Voting with their middle fingers

by Tom Sullivan


Bernie Sanders volunteer car in Greenville, SC yesterday.

People in upstate South Carolina didn't get out much back in the days before Michelin, BMW, Hitachi, and Fuji. That was the way they liked it. People from outside were still Yankees. They preferred being left alone and distrusted outsiders. But off course, the textile industry had collapsed. They'd take their money.

Outside the immediately adjoining states, you almost never saw a South Carolina license plate. You didn't ask South Carolinians where they were going on vacation; you asked them when they were going to Myrtle Beach. Unless they had money, in which case they had vacation homes on Hilton Head.

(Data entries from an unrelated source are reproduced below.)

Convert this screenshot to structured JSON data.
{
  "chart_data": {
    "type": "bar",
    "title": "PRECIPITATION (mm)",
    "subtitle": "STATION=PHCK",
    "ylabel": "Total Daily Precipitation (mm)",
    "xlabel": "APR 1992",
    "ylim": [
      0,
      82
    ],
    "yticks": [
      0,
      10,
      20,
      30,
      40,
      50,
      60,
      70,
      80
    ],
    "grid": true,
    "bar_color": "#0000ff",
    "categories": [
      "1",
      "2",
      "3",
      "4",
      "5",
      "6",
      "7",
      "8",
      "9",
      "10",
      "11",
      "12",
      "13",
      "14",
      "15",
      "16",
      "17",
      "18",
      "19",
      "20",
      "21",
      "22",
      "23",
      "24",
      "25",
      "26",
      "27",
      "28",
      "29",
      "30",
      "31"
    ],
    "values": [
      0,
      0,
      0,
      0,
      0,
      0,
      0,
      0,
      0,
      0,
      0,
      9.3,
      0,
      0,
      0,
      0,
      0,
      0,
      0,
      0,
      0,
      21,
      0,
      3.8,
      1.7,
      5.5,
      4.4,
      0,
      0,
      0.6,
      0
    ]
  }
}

While traveling outside South Carolina (when I lived there) and people would ask, "Where are you from?" and I'd say South Carolina, they had one of two responses: 1) "What part of North Carolina is that?" or 2) "So how long have you been living in North Carolina?" When I corrected them and said South Carolina, their eyes would glaze over as they attempted to visualize the state on a mental map of the east coast. Mention Charleston and you would see a glimmer of recognition. Except for Sen. Strom Thurmond, the rest of the country might not know the state existed.

This is now. The place is crawling with press and, as I wrote yesterday, presidential campaigns.

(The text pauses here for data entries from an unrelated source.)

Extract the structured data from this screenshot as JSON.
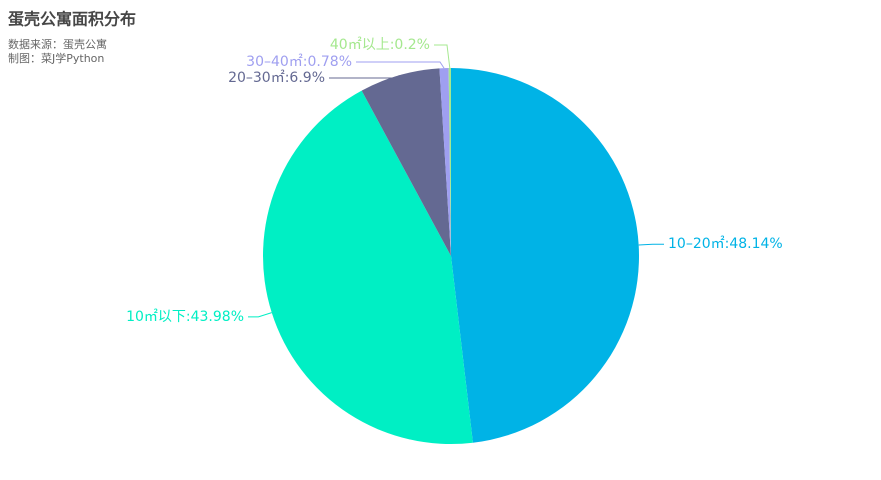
{
  "chart_data": {
    "type": "pie",
    "title": "蛋壳公寓面积分布",
    "subtitle": [
      "数据来源：蛋壳公寓",
      "制图：菜J学Python"
    ],
    "values": [
      48.14,
      43.98,
      6.9,
      0.78,
      0.2
    ],
    "value_labels": [
      "10–20㎡:48.14%",
      "10㎡以下:43.98%",
      "20–30㎡:6.9%",
      "30–40㎡:0.78%",
      "40㎡以上:0.2%"
    ],
    "colors": [
      "#00b3e6",
      "#00efc4",
      "#646992",
      "#9f9ff0",
      "#a5e88f"
    ]
  }
}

Here in Greenville, South Carolina, a used-car salesman summed up the anti-establishment mood of the Trump-supporting electorate succinctly, "We’re voting with our middle finger." Even after his performance here on Saturday night, people still support Trump. The Los Angeles Times elaborates that demographics have shifted in the Palmetto State:

Like several people interviewed at Trump’s Monday night rally, Daigle was not originally from South Carolina, having lived in California and several other states before retiring in Spartanburg. Demographic data show an increasing number of residents have moved from out of state, perhaps loosening the traditional boundaries of Southern politeness.

In 2000, 64% of the population was state-born, according to census data, but by 2013, the number of resident born in the Palmetto State had fallen to 58%.

GOP strategist Kevin Madden, a former Mitt Romney spokesman, said he believes Trump may yet suffer in Saturday’s South Carolina primary, noting that attitudes here often shift in the final days of the campaign.

It seems as if the mood in "Bush country" has already shifted — away from the traditional GOP. But people here rebuilt their economy from the ashes of the textile industry, looked around and wondered where all these furriners came from with their strange ways.

Martin Longman at Political Animal explains that it is not limited government these voters want, but something else:

No, the appeal of George W. Bush was more in his swagger than in his ideology. “Compassionate conservatism” caught in the throats of relatively few conservatives so long as it was succeeding in punishing liberals and making them crazy.

So, too, with the appeal of Donald Trump. Evangelicals like him despite his adultery and womanizing and foul language and lack of piety and decorum. They don’t mind his many heresies against limited government and Conservative Movement orthodoxies.

What they want is someone who will fight liberals.

If they piss off the intellectuals and cultural elites, that’s a huge bonus. Being politically incorrect is a big feature in Trump’s popularity with evangelicals, not a bug.

All Trump has to do is to promise to fight for them. It doesn’t matter to them if he actually shares their values. They’ve had their fill of politicians who claim to share their values and, yet, can’t stop the wave of demographic and cultural change that is going on in this country.

Be careful what you wish for. You invite Them in because you want their business and next thing you know they're in your business.

BTW: The SC primary circus is clearly in town. This hotel caters to construction workers, many of them Latinos. Except, guys with laptops and backpacks suddenly appeared at breakfast this morning. White guys with names like Judson.